Fun fact! When I published the Pyramid of Pain in 2013 it didn’t exactly match up with today’s version. Here’s what it originally looked like:
Notice anything different? The bottom level of the Pyramid was originally “IP Addresses”. It wasn’t until almost a year later that I revised it to include a new layer for static hashes (e.g. MD5 or SHA1) as the bottom level.
It’s not that I forgot hashes existed. How could I, when they are a major component of many of our threat intel feeds? The reason I didn’t originally include hashes is because they are terrible for incident detection and using them for that is a waste of time. It was only after I got so many questions about where they fell on the Pyramid that I relented and released a version including them at their rightful place on the bottom.
Why Hashes are Bad for Detection
I teach network forensics for SANS, and as part of that class we use the Pyramid to discuss the types of IOCs that forensics commonly produces. I start at the bottom of the Pyramid and work my way up, so pretty much the first thing I tell my students about IOCs is that hash values received from others (which we’ll call third-party hashes) are not useful for detection. This is because hashes are the most volatile and easiest to change of all the common types of IOCs. Flip one bit, or maybe just recompile a binary and the hash changes.
Interestingly, hashes are by far the highest fidelity of all the common indicator types because they don’t generate false positive matches. If you are looking for a hash and you find a match, it’s pretty much guaranteed that you found exactly what you were looking for. Of course, I’m aware that hash collision attacks exist, but threat actors generally use those to match a known-benign hash value to evade detection, and we probably wouldn’t be looking for benign hash values for incident detection. We can safely discount those.
“Zero false positives” sounds great, right?? Here’s the problem with hashes: if you get a hot tip about a malicious hash from an intel feed or vendor report, you’re extremely unlikely to ever find a file matching that hash in your own environment. Hashes are just too easily and frequently changed to be effective as IOCs. The unfavorable effort/reward ratio means it’s too expensive for the tiny amount of value you get out of it.
I formed this conclusion based on personal experience running a detection program for a huge multinational company and my opinion hasn’t changed since then. However, it recently occurred to me that “personal experience” isn’t measurable and therefore may not be the best data upon which to base such a conclusion. I realized, though, that there might be a way to measure the detection effectiveness of hash values more objectively.

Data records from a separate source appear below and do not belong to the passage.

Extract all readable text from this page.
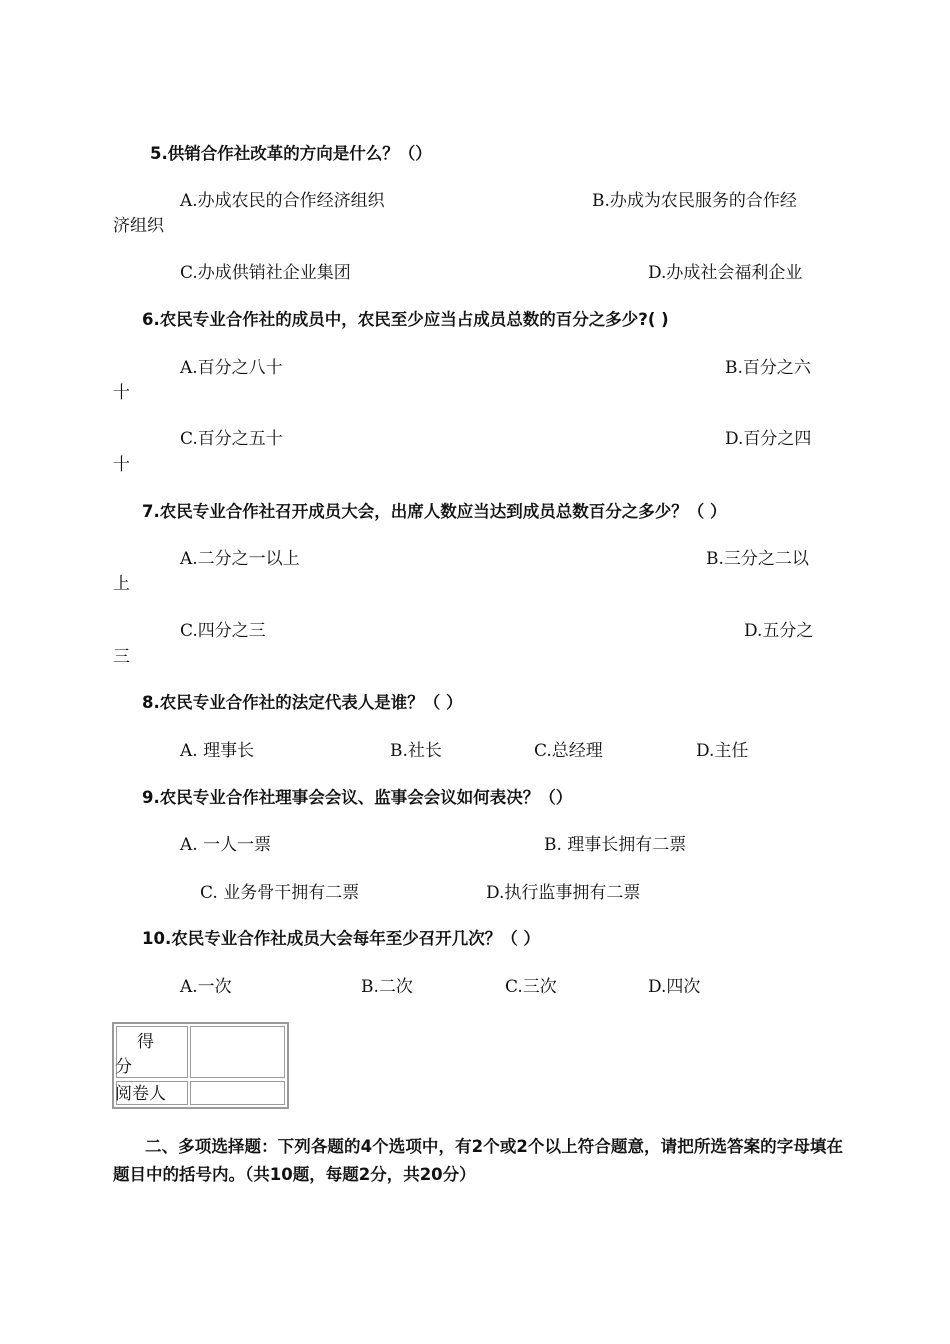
5.供销合作社改革的方向是什么？（）
A.办成农民的合作经济组织	B.办成为农民服务的合作经
济组织
C.办成供销社企业集团	D.办成社会福利企业
6.农民专业合作社的成员中，农民至少应当占成员总数的百分之多少?( )
A.百分之八十	B.百分之六
十
C.百分之五十	D.百分之四
十
7.农民专业合作社召开成员大会，出席人数应当达到成员总数百分之多少？（ ）
A.二分之一以上	B.三分之二以
上
C.四分之三	D.五分之
三
8.农民专业合作社的法定代表人是谁？（ ）
A. 理事长	B.社长	C.总经理	D.主任
9.农民专业合作社理事会会议、监事会会议如何表决？（）
A. 一人一票	B. 理事长拥有二票
C. 业务骨干拥有二票	D.执行监事拥有二票
10.农民专业合作社成员大会每年至少召开几次？（ ）
A.一次	B.二次	C.三次	D.四次
得
分
阅卷人
二、多项选择题：下列各题的4个选项中，有2个或2个以上符合题意，请把所选答案的字母填在题目中的括号内。（共10题，每题2分，共20分）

- The item had an MD5 hash value. This returns only files and not URLs that might also have been submitted for scanning. I used the unique MD5 values to identify all the different files.
- At least five different AV products marked it as malicious. This threshold is arbitrary, but I wanted to find only files that were probably malicious and guard against false positives from a single AV vendor.
- The file was submitted anytime during 2021. Technically, the time range was January 1st 2021 00:00:00 UTC or after, but before January 1st 2022 00:00:00 UTC. Analyzing an entire year’s worth of data ensures our sample size is large enough to allow us to draw accurate conclusions.
- The file had to have at least one submitter. This sounds odd, but there were a very small number of files (~1,200) that were somehow marked as having zero submitters. This is nonsense since someone had to submit these files for them to appear in the database. I removed these from the dataset.
- There is a one-to-one mapping between submitters and organizations. This may not be true in all cases, as it may be possible for a single organization to have multiple submitter IDs. In general, we expect this assumption to hold. VirusTotal allocates submitter IDs for each unique account, which are usually tied to individuals. However, most organizations who submit files regularly do so via automated processes, which typically run from a single account, and thus a single submitter ID. We expect that there will be a significant number of manual submissions, but that the sheer number of automated submissions will drown these out.
- The number of submitters is a good proxy for the number of organizations that observed the file. This is the assumption upon which the validity of the conclusions will rest, but it is a safe assumption. Since we’re dealing with malware, there’s a very good chance that some organizations will not detect the file’s presence on their network but given the very large number of submitters that routinely send files to this service, the chances of malware evading detection at nearly all sites for an entire year is small enough to discount their effect on the analysis.
# of Submitters Count of Files Percent of Total Files
1 10390005 91.81
2 649727 5.74
3 115159 1.02
4 47839 0.42
5 27759 0.25
6 15735 0.14
7 12243 0.11
8 8506 0.08
9 6833 0.06
10 5798 0.05
> 10 37153 0.33
If you prefer to see this visually, here’s what the histogram looks like:
As you can see, most malicious files (91.81%) were submitted from only a single source. There were also a substantial number of files submitted by exactly two (5.74%) or three (1.02%) sources. Together those three categories account for 98.57% percent of all malicious files. All the other categories were well below 1% of files (“4 submitters” was at 0.42% and they fell sharply from there).
Even lumping the remaining values into a “more than 10 submitters” category accounted for only 0.33% of all files. If we expect to detect third-party hash values on our own networks, we’d need to see many more files fall into this category. There’s no specific threshold for what this number should be for third-party hashes to be useful for detection, but 0.33% is well under any reasonable effectiveness threshold.